Webseite: www.cody-derfilm.de

OT: Cody: The dog days are over
Schweiz 2019
Regie: Martin Skalsky
Mitwirkende: Martin Skalsky, Cristina Paun, Marsha Hickmott, Maike Maja Nowak, Mark Rowlands, Lya Battle
Laufzeit: 90 Min.
Verleih: Filmwelt
Kinostart: 30.07.2019

FILMKRITIK:

Seine Liebe zu Hunden verdeutlicht der eigentlich als Filmkomponist tätige Martin Skalsky gleich zu Beginn mit einem Zitat von Milan Kundera: „Hunde sind unsere Verbindung zum Paradies.“ Es folgt eine Liebeserklärung an Cody, ein ehemals auf den rumänischen Straßen lebender Mischlingshund, den der in Zürich lebende Skalsky und seine Familie adoptiert haben. Längst ist Cody zum vollwertigen Familienmitglied avanciert, das offensichtlich auch Skalskys Wahrnehmung verändert hat.

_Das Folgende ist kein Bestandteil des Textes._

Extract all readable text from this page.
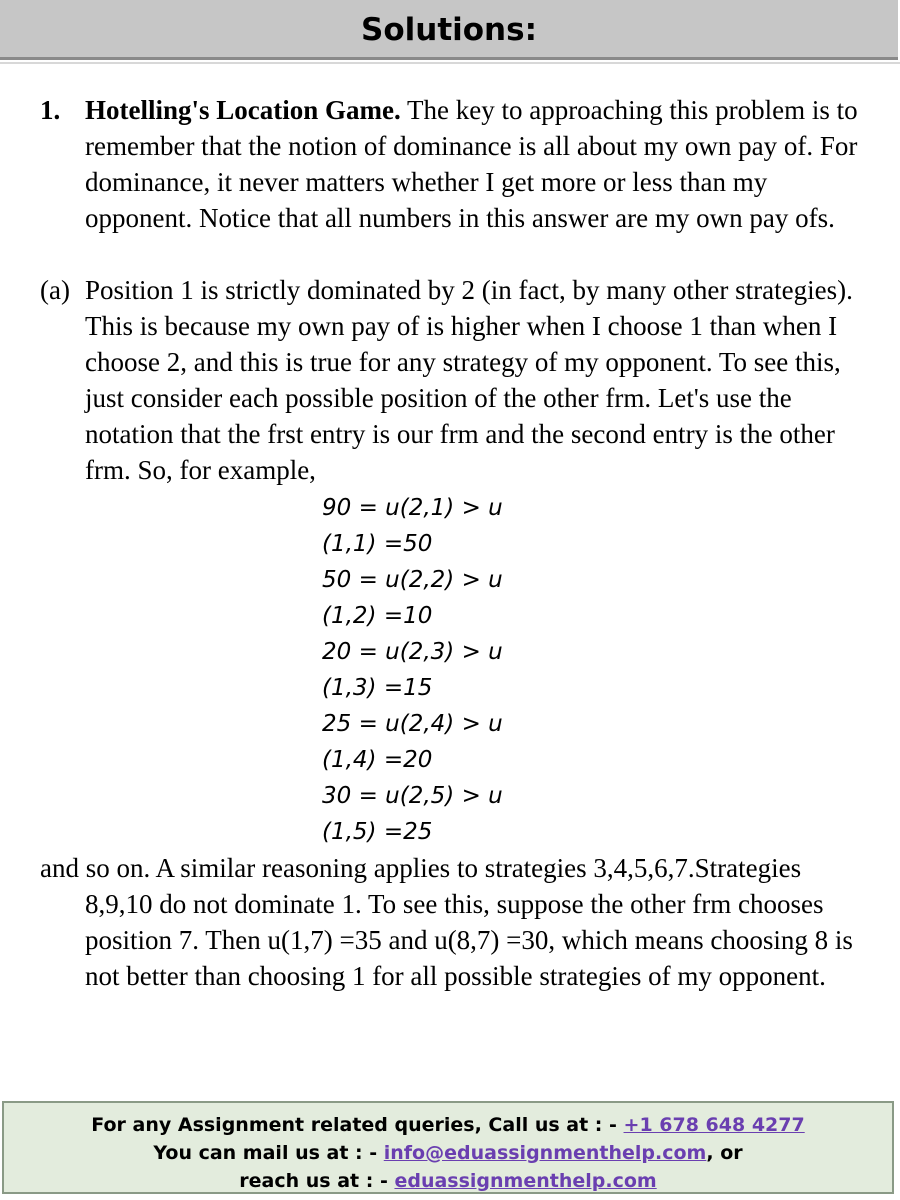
Solutions:
1. Hotelling's Location Game. The key to approaching this problem is to remember that the notion of dominance is all about my own pay of. For dominance, it never matters whether I get more or less than my opponent. Notice that all numbers in this answer are my own pay ofs.
(a) Position 1 is strictly dominated by 2 (in fact, by many other strategies). This is because my own pay of is higher when I choose 1 than when I choose 2, and this is true for any strategy of my opponent. To see this, just consider each possible position of the other frm. Let's use the notation that the frst entry is our frm and the second entry is the other frm. So, for example,
90 = u(2,1) > u
(1,1) =50
50 = u(2,2) > u
(1,2) =10
20 = u(2,3) > u
(1,3) =15
25 = u(2,4) > u
(1,4) =20
30 = u(2,5) > u
(1,5) =25
and so on. A similar reasoning applies to strategies 3,4,5,6,7.Strategies 8,9,10 do not dominate 1. To see this, suppose the other frm chooses position 7. Then u(1,7) =35 and u(8,7) =30, which means choosing 8 is not better than choosing 1 for all possible strategies of my opponent.
For any Assignment related queries, Call us at : - +1 678 648 4277
You can mail us at : - info@eduassignmenthelp.com, or
reach us at : - eduassignmenthelp.com
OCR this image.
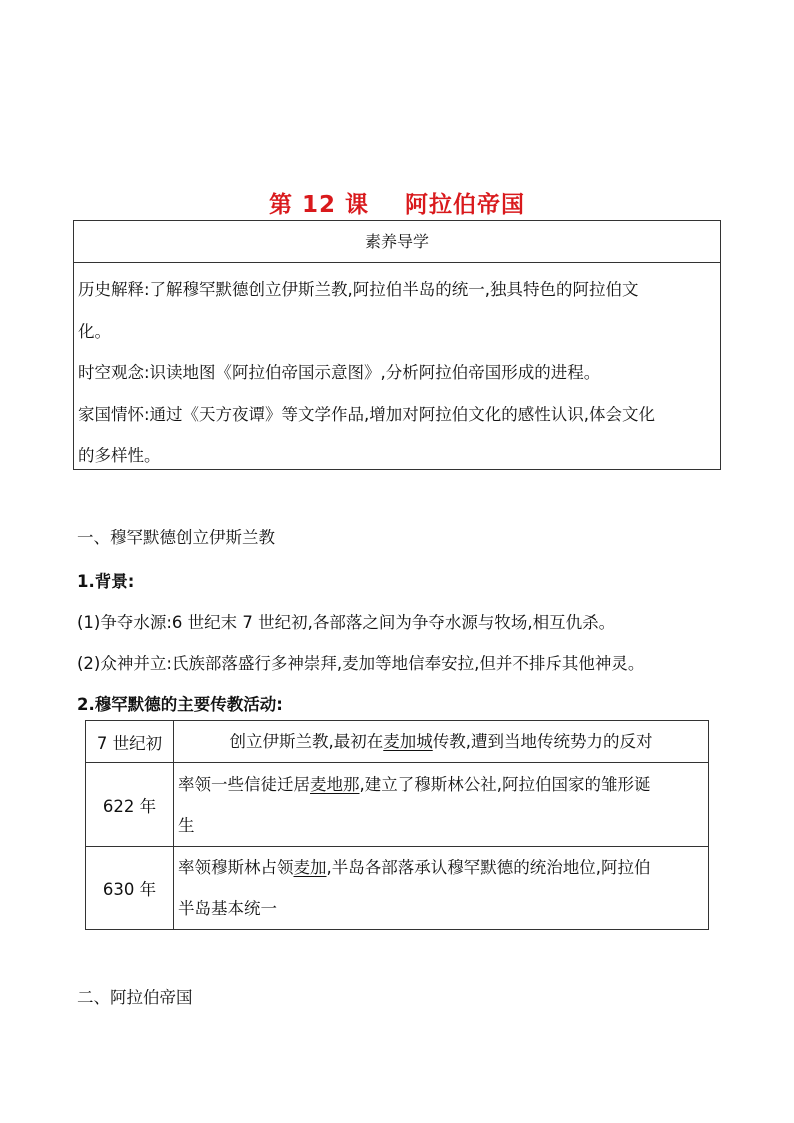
第 12 课 阿拉伯帝国
素养导学

历史解释:了解穆罕默德创立伊斯兰教,阿拉伯半岛的统一,独具特色的阿拉伯文

化。

时空观念:识读地图《阿拉伯帝国示意图》,分析阿拉伯帝国形成的进程。

家国情怀:通过《天方夜谭》等文学作品,增加对阿拉伯文化的感性认识,体会文化

的多样性。

一、穆罕默德创立伊斯兰教
1.背景:
(1)争夺水源:6 世纪末 7 世纪初,各部落之间为争夺水源与牧场,相互仇杀。
(2)众神并立:氏族部落盛行多神崇拜,麦加等地信奉安拉,但并不排斥其他神灵。
2.穆罕默德的主要传教活动:
7 世纪初	创立伊斯兰教,最初在麦加城传教,遭到当地传统势力的反对
622 年	率领一些信徒迁居麦地那,建立了穆斯林公社,阿拉伯国家的雏形诞
生
630 年	率领穆斯林占领麦加,半岛各部落承认穆罕默德的统治地位,阿拉伯
半岛基本统一
二、阿拉伯帝国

Verständlicherweise treibt den neuen Besitzer die Frage um, was Cody in seinem Vorleben erlebt hat. War es egoistisch, das Tier aus dem gewohnten Umfeld zu reißen und ihm somit ein großes Stück Freiheit zu entziehen? Ging es Cody vielleicht gut oder gar besser, als er im Verbund mit vielen Artgenossen auf der Straße lebte? Auf der Suche nach einer Antwort reist Skalsky nach Rumänien und erfährt von der lokalen Tierschützerin Cristina Paun, dass Cody tatsächlich eine Hundefreundin hatte: Blanche, die stets an seiner Seite war. Skalsky findet heraus, dass Blanche inzwischen bei der Londonerin Marsha Hickmott lebt. Das wiederum wirft die Frage auf, ob die Hunde zusammengeführt werden sollten, und wenn ja, wie dann weiter vorzugehen ist. Wäre es nicht grausam, den Tieren ein Wiedersehen zu ermöglichen, um sie sogleich erneut zu trennen? Erinnern sich die beiden überhaupt aneinander?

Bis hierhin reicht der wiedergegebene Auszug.